David Boyes wrote:
I'm working on EBCDIC support for Perl 5.  I'm not familiar with EBCDIC
terminals, but apparently there are asynchronous ones.

Very, VERY rare -- to the point of almost non-existent. The 3270 is the primary 
terminal type, and it's half-duplex, page-oriented. The older line-mode 
terminal (the 3215) is emulated, and pretty much behaves as a dumb TTY.

How can one enter a control character from such a terminal?  On ASCII
terminals, pressing the Ctrl key and another at the same time generates
a control sequence.  Since H is the eighth letter of the alphabet,
CTRL-H sends 8, which is a backspace on ASCII platforms.  Is there
something similar that happens on EBCDIC?

The convention to enter a control character is to use the digraph '^<letter>' 
(EBCDIC not or cent sign (depending on code page) + character) and have apps 
translate that to the appropriate code point. The issue is that control characters in 
a 3270 world don't work the way they do on byte-oriented terminals, so they're rare 
(if not almost non-existent) in the 3270 environment. In the rare event a control 
character is used, it's almost always represented as a hex value in a string (for 
example to enable color or highlighting), and those don't occur as control characters.


I don't understand the above.  On ASCII terminals, often a control is
printed as '^<letter.', but entering requires pressing two keys at the
same time.  It seems like you are saying that the terminal will send a
control character whenever a not or cent or maybe caret is typed
whenever followed by a letter.  If so, how then does one enter these
three characters literally?  And where could I find a mapping to look
at, a sample for one of the code pages?

The few EBCDIC code pages that I'm familiar with have 65 controls: 0 to
0x1F plus 0xFF.  Are all 65 enterable from the keyboard?

See above.

I see from the archives that there are some problems between the ASCII
LF (or NL) and the EBCDIC NEL.  Is there a rule of thumb for which of
these, or both, should mean a new-line, matching, say, '\n' in the C
language?

On a page-oriented terminal, the concept is somewhat difficult to represent. 
Writing a newline doesn't actually update the screen until you rewrite the 
page.

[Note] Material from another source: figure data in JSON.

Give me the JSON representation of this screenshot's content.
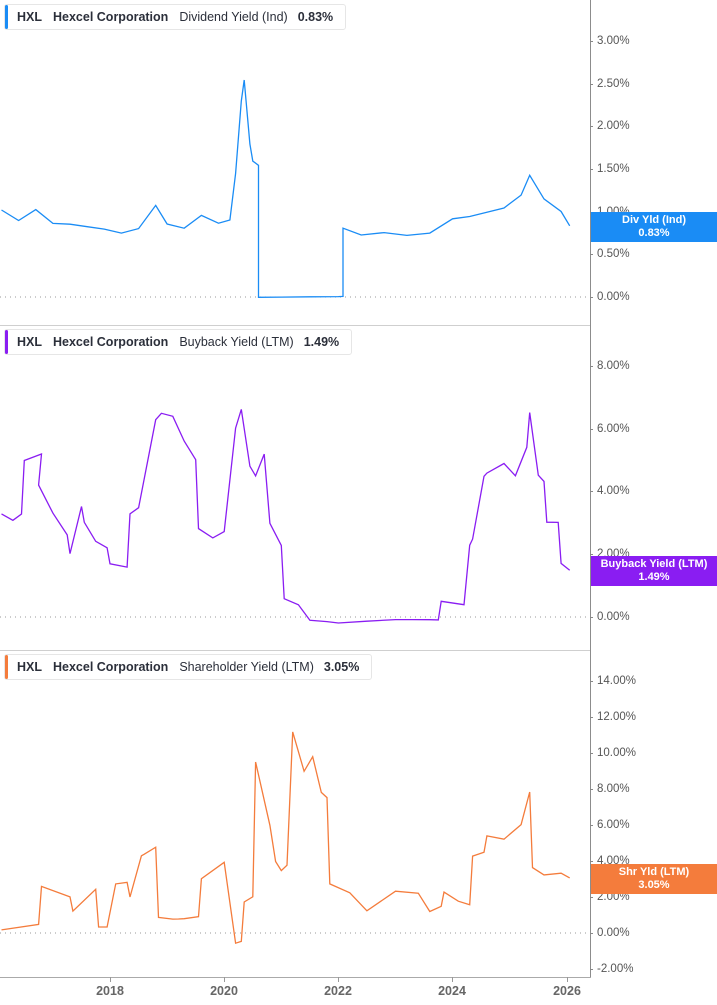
{
  "colors": {
    "dividend": "#1a8cf5",
    "buyback": "#8a1df2",
    "shareholder": "#f47c3c",
    "axis": "#8c8c8c",
    "text": "#2b2f3a"
  },
  "panels": [
    {
      "ticker": "HXL",
      "company": "Hexcel Corporation",
      "metric": "Dividend Yield (Ind)",
      "value": "0.83%",
      "badge_label": "Div Yld (Ind)",
      "badge_value": "0.83%",
      "yticks": [
        "3.00%",
        "2.50%",
        "2.00%",
        "1.50%",
        "1.00%",
        "0.50%",
        "0.00%"
      ]
    },
    {
      "ticker": "HXL",
      "company": "Hexcel Corporation",
      "metric": "Buyback Yield (LTM)",
      "value": "1.49%",
      "badge_label": "Buyback Yield (LTM)",
      "badge_value": "1.49%",
      "yticks": [
        "8.00%",
        "6.00%",
        "4.00%",
        "2.00%",
        "0.00%"
      ]
    },
    {
      "ticker": "HXL",
      "company": "Hexcel Corporation",
      "metric": "Shareholder Yield (LTM)",
      "value": "3.05%",
      "badge_label": "Shr Yld (LTM)",
      "badge_value": "3.05%",
      "yticks": [
        "14.00%",
        "12.00%",
        "10.00%",
        "8.00%",
        "6.00%",
        "4.00%",
        "2.00%",
        "0.00%",
        "-2.00%"
      ]
    }
  ],
  "xaxis": {
    "ticks": [
      "2018",
      "2020",
      "2022",
      "2024",
      "2026"
    ]
  },
  "chart_data": [
    {
      "type": "line",
      "title": "HXL Hexcel Corporation Dividend Yield (Ind) 0.83%",
      "xlabel": "",
      "ylabel": "Dividend Yield (Ind) %",
      "ylim": [
        0,
        3.4
      ],
      "x_ticks": [
        "2018",
        "2020",
        "2022",
        "2024",
        "2026"
      ],
      "y_ticks": [
        0,
        0.5,
        1.0,
        1.5,
        2.0,
        2.5,
        3.0
      ],
      "grid": false,
      "series": [
        {
          "name": "Dividend Yield (Ind)",
          "color": "#1a8cf5",
          "x": [
            2016.1,
            2016.4,
            2016.7,
            2017.0,
            2017.3,
            2017.6,
            2017.9,
            2018.2,
            2018.5,
            2018.8,
            2019.0,
            2019.3,
            2019.6,
            2019.9,
            2020.1,
            2020.2,
            2020.3,
            2020.35,
            2020.45,
            2020.5,
            2020.6,
            2020.6,
            2021.0,
            2021.5,
            2022.0,
            2022.08,
            2022.08,
            2022.4,
            2022.8,
            2023.2,
            2023.6,
            2024.0,
            2024.3,
            2024.6,
            2024.9,
            2025.2,
            2025.35,
            2025.6,
            2025.9,
            2026.05
          ],
          "values": [
            1.02,
            0.9,
            1.03,
            0.87,
            0.86,
            0.83,
            0.8,
            0.75,
            0.8,
            1.07,
            0.85,
            0.8,
            0.95,
            0.86,
            0.9,
            1.45,
            2.3,
            2.55,
            1.8,
            1.6,
            1.55,
            0.0,
            0.0,
            0.0,
            0.0,
            0.0,
            0.8,
            0.72,
            0.75,
            0.72,
            0.75,
            0.92,
            0.95,
            1.0,
            1.05,
            1.2,
            1.43,
            1.15,
            1.0,
            0.83
          ]
        }
      ]
    },
    {
      "type": "line",
      "title": "HXL Hexcel Corporation Buyback Yield (LTM) 1.49%",
      "xlabel": "",
      "ylabel": "Buyback Yield (LTM) %",
      "ylim": [
        -0.5,
        9.0
      ],
      "x_ticks": [
        "2018",
        "2020",
        "2022",
        "2024",
        "2026"
      ],
      "y_ticks": [
        0,
        2,
        4,
        6,
        8
      ],
      "grid": false,
      "series": [
        {
          "name": "Buyback Yield (LTM)",
          "color": "#8a1df2",
          "x": [
            2016.1,
            2016.3,
            2016.45,
            2016.5,
            2016.8,
            2016.75,
            2017.0,
            2017.25,
            2017.3,
            2017.5,
            2017.55,
            2017.75,
            2017.95,
            2018.0,
            2018.3,
            2018.35,
            2018.5,
            2018.8,
            2018.9,
            2019.1,
            2019.3,
            2019.5,
            2019.55,
            2019.8,
            2020.0,
            2020.2,
            2020.3,
            2020.45,
            2020.55,
            2020.7,
            2020.8,
            2021.0,
            2021.05,
            2021.3,
            2021.5,
            2021.8,
            2022.0,
            2022.5,
            2023.0,
            2023.3,
            2023.6,
            2023.75,
            2023.8,
            2024.2,
            2024.3,
            2024.35,
            2024.55,
            2024.6,
            2024.9,
            2025.1,
            2025.3,
            2025.35,
            2025.5,
            2025.6,
            2025.65,
            2025.85,
            2025.9,
            2026.05
          ],
          "values": [
            3.3,
            3.1,
            3.3,
            5.0,
            5.2,
            4.2,
            3.3,
            2.6,
            2.0,
            3.5,
            3.0,
            2.4,
            2.2,
            1.7,
            1.6,
            3.3,
            3.5,
            6.3,
            6.5,
            6.4,
            5.6,
            5.0,
            2.8,
            2.5,
            2.7,
            6.0,
            6.6,
            4.8,
            4.5,
            5.2,
            3.0,
            2.3,
            0.6,
            0.4,
            -0.1,
            -0.15,
            -0.2,
            -0.15,
            -0.1,
            -0.1,
            -0.1,
            -0.1,
            0.5,
            0.4,
            2.3,
            2.5,
            4.5,
            4.6,
            4.9,
            4.5,
            5.4,
            6.5,
            4.5,
            4.3,
            3.0,
            3.0,
            1.7,
            1.49
          ]
        }
      ]
    },
    {
      "type": "line",
      "title": "HXL Hexcel Corporation Shareholder Yield (LTM) 3.05%",
      "xlabel": "",
      "ylabel": "Shareholder Yield (LTM) %",
      "ylim": [
        -2.0,
        15.0
      ],
      "x_ticks": [
        "2018",
        "2020",
        "2022",
        "2024",
        "2026"
      ],
      "y_ticks": [
        -2,
        0,
        2,
        4,
        6,
        8,
        10,
        12,
        14
      ],
      "grid": false,
      "series": [
        {
          "name": "Shareholder Yield (LTM)",
          "color": "#f47c3c",
          "x": [
            2016.1,
            2016.75,
            2016.8,
            2017.3,
            2017.35,
            2017.75,
            2017.8,
            2017.95,
            2018.1,
            2018.3,
            2018.35,
            2018.55,
            2018.6,
            2018.8,
            2018.85,
            2019.1,
            2019.2,
            2019.3,
            2019.55,
            2019.6,
            2020.0,
            2020.2,
            2020.3,
            2020.35,
            2020.5,
            2020.55,
            2020.8,
            2020.9,
            2021.0,
            2021.1,
            2021.2,
            2021.4,
            2021.55,
            2021.7,
            2021.8,
            2021.85,
            2022.2,
            2022.5,
            2023.0,
            2023.4,
            2023.6,
            2023.8,
            2023.85,
            2024.1,
            2024.3,
            2024.35,
            2024.55,
            2024.6,
            2024.9,
            2025.2,
            2025.35,
            2025.4,
            2025.6,
            2025.9,
            2026.05
          ],
          "values": [
            0.2,
            0.5,
            2.6,
            2.0,
            1.2,
            2.4,
            0.3,
            0.3,
            2.7,
            2.8,
            2.0,
            4.3,
            4.4,
            4.8,
            0.9,
            0.8,
            0.8,
            0.8,
            0.9,
            3.0,
            3.9,
            -0.6,
            -0.5,
            1.7,
            2.0,
            9.5,
            6.0,
            4.0,
            3.5,
            3.8,
            11.2,
            9.0,
            9.8,
            7.8,
            7.5,
            2.7,
            2.2,
            1.2,
            2.3,
            2.2,
            1.2,
            1.5,
            2.3,
            1.8,
            1.6,
            4.3,
            4.5,
            5.4,
            5.2,
            6.0,
            7.8,
            3.6,
            3.2,
            3.3,
            3.05
          ]
        }
      ]
    }
  ]
}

On the older terminals (3215), the equivalent would be processing a CR/LF 
pair. In fact, you pretty much need to assume that all line-oriented I/O has 
exactly the function of a TTY. No cursor positioning, nothing smarter than a 
TTY.

Also, in looking at the Perl 5 source code, it is clear to me that no
one is running modern Perl versions on EBCDIC platforms, because it
wouldn't work.  But I can't imagine a Linux system without Perl.  Could
someone explain?

Linux on z is an ASCII system. Perl works just like it does elsewhere. Ditto 
with OpenSolaris for Z.

There isn't anything in the Z hardware that dictates the use of particular 
character sets; it's just what you program it to recognize as character graph 
'A'. IBM has included machine instructions to help process EBCDIC data, but 
that's for the convenience of OSes who choose to code data that way.

I guess I would ask "what kind of EBCDIC support are you creating"? Other than providing 
a string translation function (to_ascii, or to_ebcdic), I'm not sure what EBCDIC support for Perl 
would mean. Perl already has a codepage mapping toolset, and there are a number of EBCDIC 
variations, so the question of "which EBCDIC?" comes up. Are you porting Perl to a 
specific IBM OS? If so, that might be a very different set of questions.